Славная Дама из Гонфлера глубоко вздохнула: первая вечерняя птица, та, что выводит «фьюи-фьюи», начала свою песню. Солнце скрылось, и дама захотела пить. Она так и не поработала. «Еще один пустой день», – сказала она вслух, но внутренний голос, когда она стояла перед потемневшей лужайкой, прошептал: «Еще один день спасения». Есть иногда в жизни такие передышки, когда можно смотреть в окно, чуть улыбаясь, полублагосклонно-полупонимающе, не требуя ничего – только жить и хорошо чувствовать себя в своей шкуре, в то время как вечерняя птица поет свое «фьюи-фьюи». Но эти передышки редки: во всех наших источниках энергии сидят тигры, которые тут же просыпаются и начинают терзать друг друга.

– Телефон не звонит уже три минуты, – сказал Себастьян. – Это прелестно. Вы не находите, мадемуазель?

Секретарша нерешительно посмотрела на него. У сотрудников Робера Бесси всегда был очень занятой вид, и если не звонили им, они звонили сами и называли ее «малыш» или Элиза. Этот крупный человек, спокойный, беспечный, мало напоминал ответственного за связь с прессой. К тому же ее мучило любопытство: он всегда подавал ей пальто, вставал, чтобы зажечь ей спичку, и, казалось, ему совершенно неизвестен такой стиль общения, как «наскок», принятый в конторе. Он здесь всего три дня, а бюро уже изменилось. Никто не орет, не бегает по коридорам, бормоча «простите», если наталкивается на кого-нибудь в дверях. Что скажет месье Бесси, вернувшись из Нью-Йорка? И еще, ему звонили очень редко, и звонки были довольно странные: иногда звонила его сестра, и он разговаривал с ней как с любовницей, а иногда звонила мадам Жедельман, его любовница, с которой он говорил как старший брат.

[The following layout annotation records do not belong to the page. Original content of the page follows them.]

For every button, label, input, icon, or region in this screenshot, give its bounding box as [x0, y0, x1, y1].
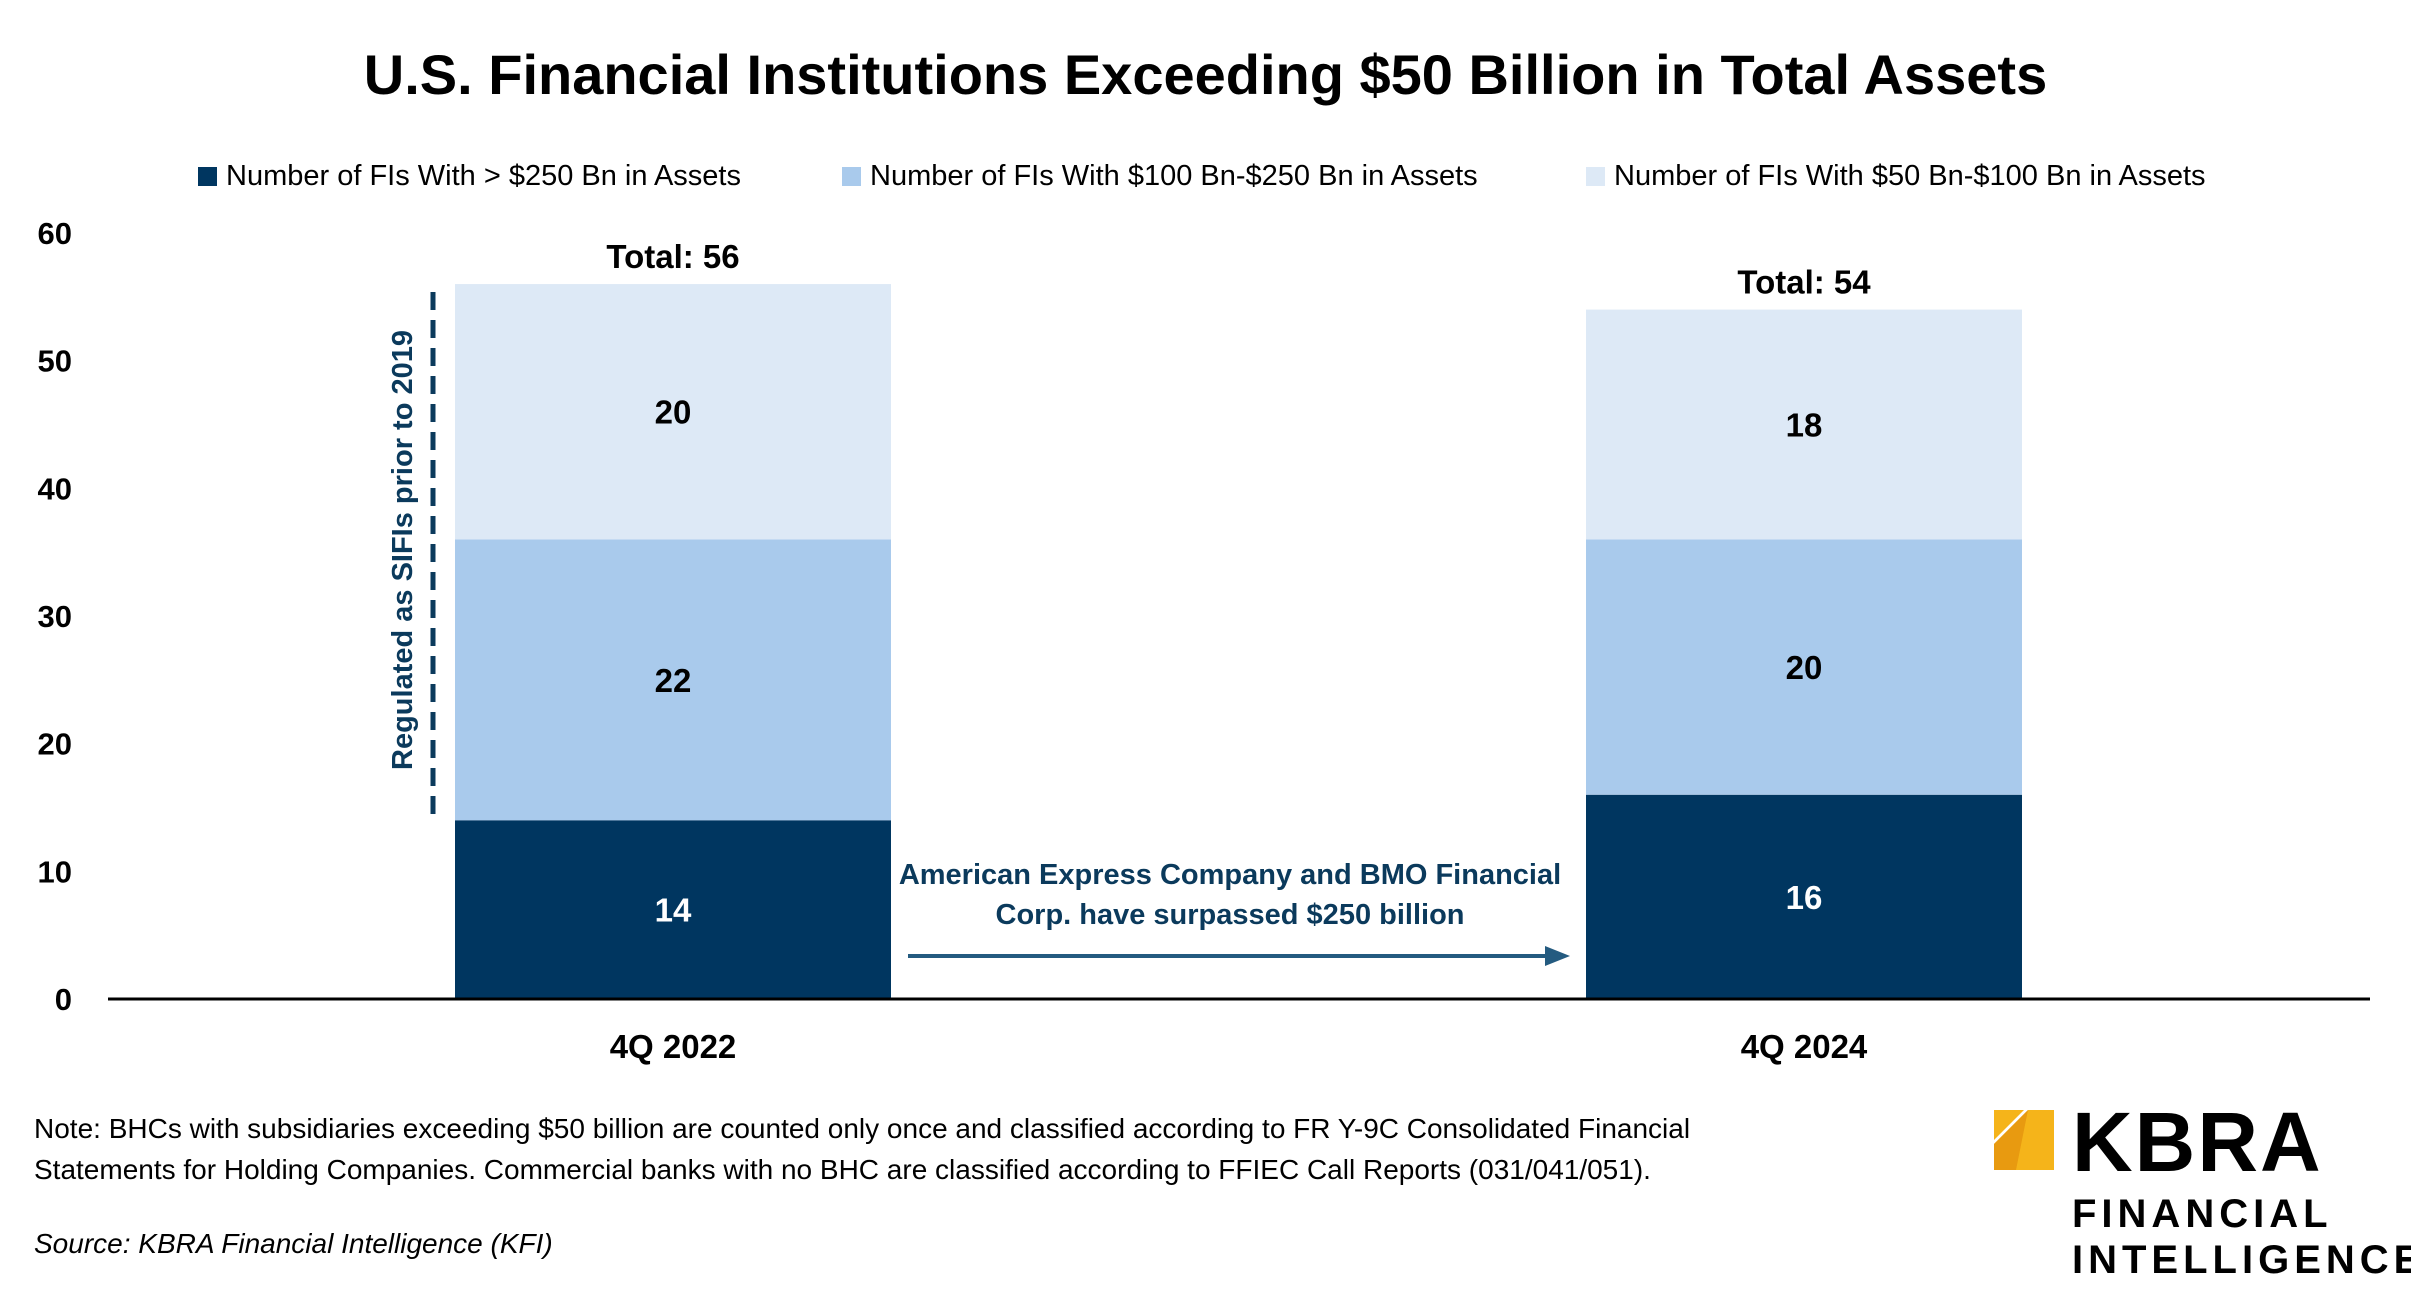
- y-tick-label-60: 60: [38, 216, 72, 251]
- category-label-1: 4Q 2024: [1741, 1028, 1868, 1065]
- data-label-1-2: 18: [1786, 407, 1823, 444]
- bar-segment-1-0: [1586, 794, 2022, 999]
- y-tick-label-0: 0: [55, 982, 72, 1017]
- data-label-0-1: 22: [655, 662, 692, 699]
- legend-item-100-250: Number of FIs With $100 Bn-$250 Bn in As…: [842, 160, 1478, 193]
- chart-title: U.S. Financial Institutions Exceeding $5…: [363, 43, 2048, 106]
- legend-label-50-100: Number of FIs With $50 Bn-$100 Bn in Ass…: [1614, 160, 2206, 192]
- data-label-1-1: 20: [1786, 649, 1823, 686]
- y-tick-label-10: 10: [38, 854, 72, 889]
- bar-segment-1-2: [1586, 309, 2022, 540]
- legend-swatch-over-250: [198, 167, 217, 186]
- bar-segment-1-1: [1586, 539, 2022, 795]
- chart-legend: Number of FIs With > $250 Bn in Assets N…: [0, 160, 2411, 200]
- data-label-1-0: 16: [1786, 879, 1823, 916]
- legend-item-50-100: Number of FIs With $50 Bn-$100 Bn in Ass…: [1586, 160, 2206, 193]
- sifi-bracket-label: Regulated as SIFIs prior to 2019: [387, 330, 419, 770]
- data-label-0-2: 20: [655, 394, 692, 431]
- y-tick-label-30: 30: [38, 599, 72, 634]
- footnote: Note: BHCs with subsidiaries exceeding $…: [34, 1113, 1691, 1185]
- legend-label-over-250: Number of FIs With > $250 Bn in Assets: [226, 160, 741, 192]
- y-tick-label-40: 40: [38, 471, 72, 506]
- data-label-0-0: 14: [655, 892, 692, 929]
- logo-line-intelligence: INTELLIGENCE: [2072, 1238, 2411, 1282]
- y-tick-label-20: 20: [38, 727, 72, 762]
- logo-line-financial: FINANCIAL: [2072, 1192, 2333, 1236]
- category-label-0: 4Q 2022: [610, 1028, 737, 1065]
- source-note: Source: KBRA Financial Intelligence (KFI…: [34, 1228, 553, 1259]
- arrow-annotation-text: American Express Company and BMO Financi…: [898, 859, 1562, 931]
- bar-segment-0-0: [455, 820, 891, 999]
- legend-swatch-100-250: [842, 167, 861, 186]
- legend-label-100-250: Number of FIs With $100 Bn-$250 Bn in As…: [870, 160, 1478, 192]
- total-label-1: Total: 54: [1737, 264, 1871, 301]
- y-tick-label-50: 50: [38, 344, 72, 379]
- legend-item-over-250: Number of FIs With > $250 Bn in Assets: [198, 160, 741, 193]
- logo-wordmark: KBRA: [2072, 1095, 2323, 1189]
- total-label-0: Total: 56: [606, 238, 739, 275]
- legend-swatch-50-100: [1586, 167, 1605, 186]
- bar-segment-0-1: [455, 539, 891, 821]
- bar-segment-0-2: [455, 284, 891, 540]
- arrow-head: [1545, 946, 1570, 966]
- kbra-logo: KBRA FINANCIAL INTELLIGENCE: [1990, 1095, 2411, 1290]
- kbra-logo-mark: [1994, 1110, 2054, 1170]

– Месье Ван Милем, – робко сказала она, – не забудьте, в шесть часов придет Бруно Раффет.

– Бруно Раффет? – переспросил он.

Она вздохнула. Бруно Раффет ворвался в мир кино неожиданно и подавал большие надежды в конюшне Бесси. Ему было двадцать пять лет, он был чертовски красив, не бездарен, и кинематографическая пресса только о нем и говорила. Секретарша встала, взяла личное дело Раффета и положила его перед Себастьяном.

– Может быть, вы почитаете его, – сказала она, – он довольно известен и довольно обидчив.

Себастьян улыбнулся, открыл личное дело и залюбовался красивым животным, которое там себя демонстрировало.

– Он, должно быть, нравится женщинам, не так ли? – сказал он.

Ответом ему был глубокий вздох. Он внимательно рассматривал правильные черты лица, близко посаженные глаза, сверкающие зубы… Ласковый волк – вот на кого был похож этот молодой человек, даже на фотографии. И к тому же алчный волк. Увы, Себастьян не видел ни одного из его фильмов.

– И о чем же я должен с ним говорить? – спросил он.

Она развела руками.

– Не знаю… Это месье Бесси его… э-э, открыл, и он часто приходит сюда… э-э, посоветоваться.

Она слегка покраснела. Себастьян вспомнил о наклонностях своего друга Бесси и подумал, что надо бы непременно посмотреть на этого волчонка.

– И какой же совет, вы полагаете, я могу ему дать? – весело спросил он. – Кроме того, чтобы он продолжал чистить свои великолепные зубы дважды в день…

– Я не знала, где его найти, и не смогла отменить встречу.

– Веселое будет зрелище, – сказал Себастьян.

Конечно, это было весело. К нему зашла Элеонора, и они вместе подождали юную звезду; Элеонора была в прекрасном настроении, наговорила бедной, но, разумеется, «очаровательной» Элизе множество комплиментов, а «коллеги» Себастьяна один за другим приходили знакомиться с его сестрой – она сидела за письменным столом Себастьяна, нога на ногу, и равнодушно принимала знаки внимания. В конторе, стены которой были выкрашены эмалевой краской, царило нечто похожее на «хороший тон», в стиле «двора Людовика XIV», и это там, где обыкновенное внимание считалось верхом активности, а единственным выражением уважения – похлопывание по плечу.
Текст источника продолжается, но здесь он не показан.